Journey to Iran: an ode to Persian hospitality
For Steve Madgwick, it’s not memories of the ancient mosques or spectacular landscapes, but of the open-hearted welcome he received throughout his travels in Iran that will stay with him the longest.
Did I pack my own bags? No, but I should have. On the sleepless eve before boarding flights bound for one of the world’s most notorious destinations, the Islamic Republic of Iran, I unconsciously stuff my backpack with other people’s unreasoned suspicions and prejudices.
On cue, in my first few minutes on the ground, a startling thing happens to that baggage. It disappears, figuratively speaking. Aboard the Tehran Metro, I lock eyes with a stranger. “Where are you staying?” he asks, his English far less broken than my parroted phrasebook Farsi. I identify my modest guesthouse, to which he too quickly responds: “Oh, that’s very far. I’ll help you find it.”
The hospitality of strangers in Iran
Middle-Aged Metro Guy helps me navigate two line changes and, after resurfacing from the capital’s underworld, downtown Tehran’s grid of sooty streets. As my guesthouse materialises from an industrious avenue of kerb-side mechanics, he hands me a package of dates, his unprompted ‘Welcome to Persia’ gift.
I am genuinely grateful yet still expect a ‘negotiation’ to ensue. But as I paw at my pockets for a few-thousand rials, his face falls in disappointment – like a parent seeing their teen’s first tattoo – soon re-sweetening into a sincere smile. “But you are my guest,” he says, before swivelling on his heel, like a whirling dervish, back into Tehran’s human current. It is a refrain I hear often over the next 30 days. The pure, no-strings Persian hospitality hovers in doorways and dines next to me at neighbourhood kabob houses.
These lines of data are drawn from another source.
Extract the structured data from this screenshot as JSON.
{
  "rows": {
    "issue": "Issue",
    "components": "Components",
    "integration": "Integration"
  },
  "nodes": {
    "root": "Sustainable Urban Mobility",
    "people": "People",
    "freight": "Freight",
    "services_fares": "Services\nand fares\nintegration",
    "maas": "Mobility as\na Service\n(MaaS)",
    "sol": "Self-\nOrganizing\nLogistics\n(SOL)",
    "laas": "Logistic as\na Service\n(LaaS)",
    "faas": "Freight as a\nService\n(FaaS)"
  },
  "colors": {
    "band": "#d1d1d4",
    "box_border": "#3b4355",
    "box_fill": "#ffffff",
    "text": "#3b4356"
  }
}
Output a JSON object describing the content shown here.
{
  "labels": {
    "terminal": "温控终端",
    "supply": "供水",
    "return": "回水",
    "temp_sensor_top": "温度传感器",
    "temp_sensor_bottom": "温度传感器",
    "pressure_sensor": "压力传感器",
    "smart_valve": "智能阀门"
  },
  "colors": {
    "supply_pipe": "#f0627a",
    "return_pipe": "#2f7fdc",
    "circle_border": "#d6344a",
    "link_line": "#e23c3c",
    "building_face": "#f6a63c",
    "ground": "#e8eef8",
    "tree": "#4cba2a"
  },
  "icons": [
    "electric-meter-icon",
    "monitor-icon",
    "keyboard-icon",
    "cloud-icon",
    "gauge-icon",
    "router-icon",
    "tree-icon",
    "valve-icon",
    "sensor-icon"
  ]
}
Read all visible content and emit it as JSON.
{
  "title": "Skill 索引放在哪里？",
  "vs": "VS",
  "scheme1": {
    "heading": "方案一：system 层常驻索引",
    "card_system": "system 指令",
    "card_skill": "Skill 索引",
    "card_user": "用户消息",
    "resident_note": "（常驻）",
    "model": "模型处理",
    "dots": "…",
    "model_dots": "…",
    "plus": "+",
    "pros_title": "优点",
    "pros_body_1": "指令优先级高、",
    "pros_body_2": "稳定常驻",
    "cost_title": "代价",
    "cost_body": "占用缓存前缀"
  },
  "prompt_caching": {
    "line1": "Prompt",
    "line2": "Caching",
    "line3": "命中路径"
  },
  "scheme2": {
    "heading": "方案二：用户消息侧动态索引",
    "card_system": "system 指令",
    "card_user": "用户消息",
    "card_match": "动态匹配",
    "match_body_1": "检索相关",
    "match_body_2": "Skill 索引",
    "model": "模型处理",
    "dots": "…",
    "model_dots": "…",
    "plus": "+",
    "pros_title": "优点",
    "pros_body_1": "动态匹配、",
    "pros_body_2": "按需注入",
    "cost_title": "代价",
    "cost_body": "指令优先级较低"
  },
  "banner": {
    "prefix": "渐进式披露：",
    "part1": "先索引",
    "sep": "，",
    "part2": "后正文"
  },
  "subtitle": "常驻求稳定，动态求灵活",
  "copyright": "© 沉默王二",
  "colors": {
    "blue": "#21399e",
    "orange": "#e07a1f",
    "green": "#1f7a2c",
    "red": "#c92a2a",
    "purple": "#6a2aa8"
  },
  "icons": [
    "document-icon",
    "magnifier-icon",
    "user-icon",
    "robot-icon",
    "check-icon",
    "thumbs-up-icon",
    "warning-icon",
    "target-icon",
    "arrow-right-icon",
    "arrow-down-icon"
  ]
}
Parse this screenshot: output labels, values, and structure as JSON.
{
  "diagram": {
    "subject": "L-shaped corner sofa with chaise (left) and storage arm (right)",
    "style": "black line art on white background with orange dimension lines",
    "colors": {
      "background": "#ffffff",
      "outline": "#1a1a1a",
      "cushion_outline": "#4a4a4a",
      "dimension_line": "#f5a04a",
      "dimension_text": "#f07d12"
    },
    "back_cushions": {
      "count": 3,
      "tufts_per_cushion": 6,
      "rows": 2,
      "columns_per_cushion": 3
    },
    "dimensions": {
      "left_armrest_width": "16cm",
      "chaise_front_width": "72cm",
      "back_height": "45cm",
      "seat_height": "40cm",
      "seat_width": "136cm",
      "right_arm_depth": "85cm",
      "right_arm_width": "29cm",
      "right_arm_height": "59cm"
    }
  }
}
A uni student I breakfast next to draws me into a day-long odyssey through Yazd’s ancient laneways. He chaperones me around a Zoroastrian fire temple and insists I try the desert city’s fairy-floss-esque dessert, pashmak. Later, he sharply repels my four determined attempts to pay for our dinner. Despite my protestations, my Alamut Valley home-stay family sleeps in Grandma’s house each evening (next door), so I have their humble house to myself. Their well of generosity, dished up in nightly lashings of homegrown fare and warm company, far surpasses the peanuts I pay them to be guided around the Valley of Assassins’ snowy trekking trails.
Cooking and eating in Tehran
Food is always a gateway to cultural connection, but in Iran an offer of tea and dates inevitably spreads out like sunrays in morning mist. A two-hour cooking class in Isfahan, some 400 kilometres south of Tehran, mushrooms into a long-weekend Nowruz – Iranian New Year – celebration with my adopted family, centred around the city’s huge rectangular Naqsh-e Jahan Square.
Navigating cultural faux pas and religious laws
I am not for a minute suggesting that you should utterly drop your guard in this fanatically governed country – a place where women have significantly fewer freedoms than men (and that’s an understatement). Occasionally tourists fall from the tightrope of hard-line religious laws that govern Iranian society – and these stories pop up into your news feed sans context.
Yet travellers in fact are afforded a little leeway, their small cultural faux pas overlooked, if they are seen to at least try to adhere to modern-day Iran’s often controversial cultural norms. This is because the intricate, intimately woven set of rules guiding Persians’ interactions and etiquette, known as ta’arof, evolved long before this country was such a closed book – times when visitors from afar were welcomed even if waves of occupying forces were not.
From its ancient mosques to its diverse landscapes, Iran is visually overwhelming, but it is the open-hearted Iranians, unsullied by the commerce of modern mass-tourism, that will remain with me until memory no longer serves me.